Ketegangan di garasi Formula 1 mulai memanas bahkan sebelum lampu hijau pertama musim 2026 menyala. Berdasarkan laporan Motorsport Week pada 23 Februari 2026, Red Bull Racing kini berada di bawah sorotan tajam setelah rival menuduh mereka melakukan praktik sandbagging selama tes pramusim di Bahrain. Tim juara bertahan tersebut diduga sengaja menurunkan *output* tenaga mesin mereka guna menyembunyikan potensi kecepatan asli mobil RB22 dari pengamatan tim pesaing.
Seni Manipulasi Kecepatan di Tes Pramusim
Dalam dunia Formula 1, sandbagging adalah taktik psikologis di mana sebuah tim sengaja tampil lebih lambat dari kemampuan aslinya. Analisis data GPS dari lintasan Sakhir menunjukkan bahwa mobil Red Bull kehilangan waktu secara signifikan di lintasan lurus dibandingkan dengan rival utama mereka, namun sangat dominan di tikungan teknis. Hal ini memicu spekulasi bahwa Christian Horner dan tim teknisnya memerintahkan pembalap untuk menggunakan mode mesin yang rendah (low power modes) dan muatan bahan bakar yang tinggi guna mengelabui peta persaingan awal musim.
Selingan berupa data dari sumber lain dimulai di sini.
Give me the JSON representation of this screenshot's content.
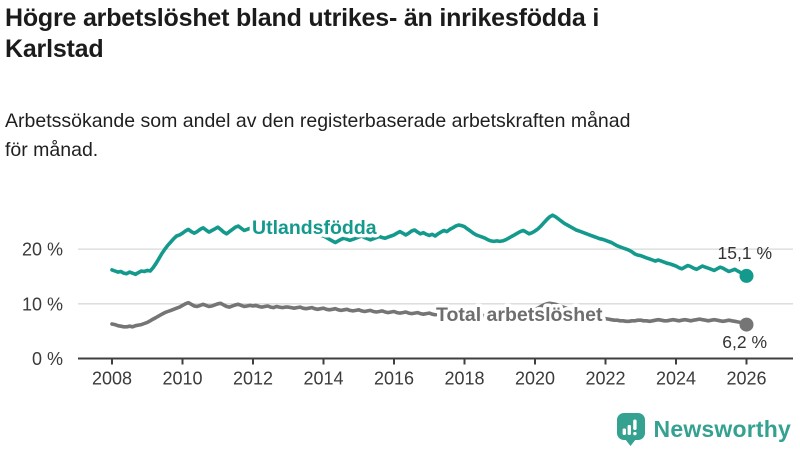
{
  "header": {
    "title_lines": [
      "Högre arbetslöshet bland utrikes- än inrikesfödda i",
      "Karlstad"
    ],
    "subtitle_lines": [
      "Arbetssökande som andel av den registerbaserade arbetskraften månad",
      "för månad."
    ]
  },
  "colors": {
    "accent_teal": "#149A8C",
    "series_gray": "#757575",
    "gray_label": "#6E6E6E",
    "title_text": "#1B1B1B",
    "axis_text": "#3B3B3B",
    "gridline": "#D9D9D9",
    "axis_line": "#3F3F3F",
    "end_value_text": "#333333",
    "logo_teal": "#35A191"
  },
  "logo": {
    "text": "Newsworthy",
    "icon": "newsworthy-pin-barchart-icon"
  },
  "chart_data": {
    "type": "line",
    "title": "Högre arbetslöshet bland utrikes- än inrikesfödda i Karlstad",
    "subtitle": "Arbetssökande som andel av den registerbaserade arbetskraften månad för månad.",
    "unit": "%",
    "frequency": "monthly",
    "x_start": {
      "year": 2008,
      "month": 1
    },
    "x_end": {
      "year": 2026,
      "month": 1
    },
    "x_tick_years": [
      2008,
      2010,
      2012,
      2014,
      2016,
      2018,
      2020,
      2022,
      2024,
      2026
    ],
    "y_ticks": [
      {
        "value": 0,
        "label": "0 %"
      },
      {
        "value": 10,
        "label": "10 %"
      },
      {
        "value": 20,
        "label": "20 %"
      }
    ],
    "ylim": [
      0,
      27
    ],
    "grid": true,
    "legend_position": "inline-labels",
    "series": [
      {
        "name": "Utlandsfödda",
        "color": "#149A8C",
        "label_color": "#149A8C",
        "end_label": "15,1 %",
        "end_value": 15.1,
        "values": [
          16.2,
          16.0,
          15.8,
          15.9,
          15.6,
          15.5,
          15.8,
          15.6,
          15.4,
          15.7,
          16.0,
          15.9,
          16.1,
          16.0,
          16.6,
          17.4,
          18.3,
          19.2,
          20.0,
          20.7,
          21.3,
          21.9,
          22.4,
          22.6,
          22.9,
          23.3,
          23.6,
          23.2,
          22.9,
          23.2,
          23.6,
          23.9,
          23.5,
          23.1,
          23.4,
          23.7,
          24.0,
          23.6,
          23.1,
          22.8,
          23.2,
          23.6,
          24.0,
          24.2,
          23.8,
          23.4,
          23.6,
          23.8,
          23.6,
          23.4,
          23.5,
          23.7,
          23.5,
          23.3,
          23.4,
          23.6,
          23.4,
          23.2,
          23.3,
          23.4,
          23.3,
          23.1,
          23.0,
          23.2,
          23.1,
          22.9,
          23.0,
          23.2,
          23.0,
          22.8,
          22.6,
          22.5,
          22.4,
          22.1,
          21.8,
          21.5,
          21.2,
          21.5,
          21.8,
          22.0,
          21.8,
          21.6,
          21.8,
          22.0,
          22.2,
          22.4,
          22.1,
          21.9,
          21.7,
          21.9,
          22.1,
          22.3,
          22.1,
          22.0,
          22.2,
          22.4,
          22.6,
          22.9,
          23.2,
          22.9,
          22.6,
          22.9,
          23.3,
          23.5,
          23.1,
          22.8,
          23.0,
          22.7,
          22.5,
          22.7,
          22.4,
          22.8,
          23.1,
          23.4,
          23.2,
          23.6,
          23.9,
          24.2,
          24.4,
          24.3,
          24.1,
          23.7,
          23.3,
          22.9,
          22.6,
          22.4,
          22.2,
          22.0,
          21.7,
          21.5,
          21.4,
          21.5,
          21.4,
          21.5,
          21.7,
          22.0,
          22.3,
          22.6,
          22.9,
          23.2,
          23.4,
          23.1,
          22.8,
          23.0,
          23.3,
          23.7,
          24.2,
          24.8,
          25.4,
          25.9,
          26.2,
          25.9,
          25.5,
          25.1,
          24.7,
          24.4,
          24.1,
          23.8,
          23.5,
          23.3,
          23.1,
          22.9,
          22.7,
          22.5,
          22.3,
          22.1,
          21.9,
          21.8,
          21.6,
          21.4,
          21.2,
          20.9,
          20.6,
          20.4,
          20.2,
          20.0,
          19.8,
          19.5,
          19.1,
          18.9,
          18.8,
          18.6,
          18.4,
          18.2,
          18.0,
          17.8,
          18.0,
          17.8,
          17.6,
          17.4,
          17.3,
          17.1,
          16.9,
          16.6,
          16.4,
          16.7,
          17.0,
          16.8,
          16.5,
          16.3,
          16.6,
          16.9,
          16.7,
          16.5,
          16.3,
          16.1,
          16.4,
          16.7,
          16.5,
          16.2,
          15.9,
          16.1,
          16.3,
          16.0,
          15.7,
          15.4,
          15.1
        ]
      },
      {
        "name": "Total arbetslöshet",
        "color": "#757575",
        "label_color": "#6E6E6E",
        "end_label": "6,2 %",
        "end_value": 6.2,
        "values": [
          6.3,
          6.2,
          6.0,
          5.9,
          5.8,
          5.8,
          5.9,
          5.8,
          6.0,
          6.1,
          6.2,
          6.4,
          6.6,
          6.9,
          7.2,
          7.5,
          7.8,
          8.1,
          8.4,
          8.6,
          8.8,
          9.0,
          9.2,
          9.4,
          9.7,
          10.0,
          10.2,
          9.9,
          9.6,
          9.5,
          9.7,
          9.9,
          9.7,
          9.5,
          9.6,
          9.8,
          10.0,
          10.1,
          9.8,
          9.5,
          9.4,
          9.6,
          9.8,
          9.9,
          9.7,
          9.5,
          9.6,
          9.7,
          9.6,
          9.7,
          9.5,
          9.4,
          9.5,
          9.6,
          9.4,
          9.3,
          9.5,
          9.4,
          9.3,
          9.4,
          9.4,
          9.3,
          9.2,
          9.3,
          9.4,
          9.2,
          9.1,
          9.2,
          9.3,
          9.1,
          9.0,
          9.1,
          9.2,
          9.0,
          8.9,
          9.0,
          9.1,
          8.9,
          8.8,
          8.9,
          9.0,
          8.8,
          8.7,
          8.8,
          8.9,
          8.7,
          8.6,
          8.7,
          8.8,
          8.6,
          8.5,
          8.6,
          8.7,
          8.5,
          8.4,
          8.5,
          8.6,
          8.4,
          8.3,
          8.4,
          8.5,
          8.3,
          8.2,
          8.3,
          8.4,
          8.2,
          8.1,
          8.2,
          8.3,
          8.1,
          8.0,
          8.1,
          8.2,
          8.0,
          7.9,
          8.0,
          8.1,
          7.9,
          7.8,
          7.9,
          8.0,
          7.9,
          7.8,
          7.9,
          8.0,
          7.9,
          7.8,
          7.9,
          8.0,
          7.9,
          7.8,
          7.9,
          8.0,
          7.9,
          7.8,
          7.9,
          8.0,
          8.1,
          8.2,
          8.3,
          8.4,
          8.5,
          8.6,
          8.8,
          9.0,
          9.2,
          9.5,
          9.8,
          10.0,
          10.1,
          10.0,
          9.9,
          9.7,
          9.5,
          9.3,
          9.1,
          8.9,
          8.7,
          8.5,
          8.3,
          8.1,
          8.0,
          7.9,
          7.8,
          7.7,
          7.6,
          7.5,
          7.4,
          7.3,
          7.2,
          7.1,
          7.0,
          7.0,
          6.9,
          6.9,
          6.8,
          6.8,
          6.9,
          6.9,
          7.0,
          7.0,
          6.9,
          6.9,
          6.8,
          6.9,
          7.0,
          7.1,
          7.0,
          6.9,
          6.9,
          7.0,
          7.1,
          7.0,
          6.9,
          7.0,
          7.1,
          7.0,
          6.9,
          7.0,
          7.1,
          7.2,
          7.1,
          7.0,
          6.9,
          7.0,
          7.1,
          7.0,
          6.9,
          6.8,
          6.9,
          7.0,
          6.9,
          6.8,
          6.7,
          6.6,
          6.4,
          6.2
        ]
      }
    ]
  }
}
Secara teknis, manuver ini bertujuan untuk menghindari perhatian regulasi yang lebih ketat atau untuk mencegah tim lawan meniru inovasi aerodinamika mereka terlalu dini. Meskipun catatan waktu lap Red Bull tidak berada di puncak klasemen tes, stabilitas mobil saat menikung memberikan sinyal kuat bahwa mereka masih memegang kendali atas efisiensi *downforce*. Para pakar menilai bahwa "permainan kucing dan tikus" ini adalah hal lumrah, namun intensitas yang ditunjukkan Red Bull kali ini dianggap sebagai upaya untuk memelihara keunggulan psikologis sebelum seri pembuka berlangsung.
Dampaknya bagi Persaingan Musim 2026
Tuduhan ini membuat rival seperti Ferrari dan McLaren harus bekerja ekstra keras dalam melakukan ekstrapolasi data untuk memahami di mana posisi mereka sebenarnya dibandingkan dengan sang juara bertahan. Jika tuduhan ini benar, maka performa asli Red Bull kemungkinan besar baru akan terlihat pada sesi kualifikasi resmi. Bagi para penggemar, misteri ini menambah daya tarik musim 2026, di mana strategi di luar lintasan terbukti sama krusialnya dengan keterampilan mengemudi di atas aspal.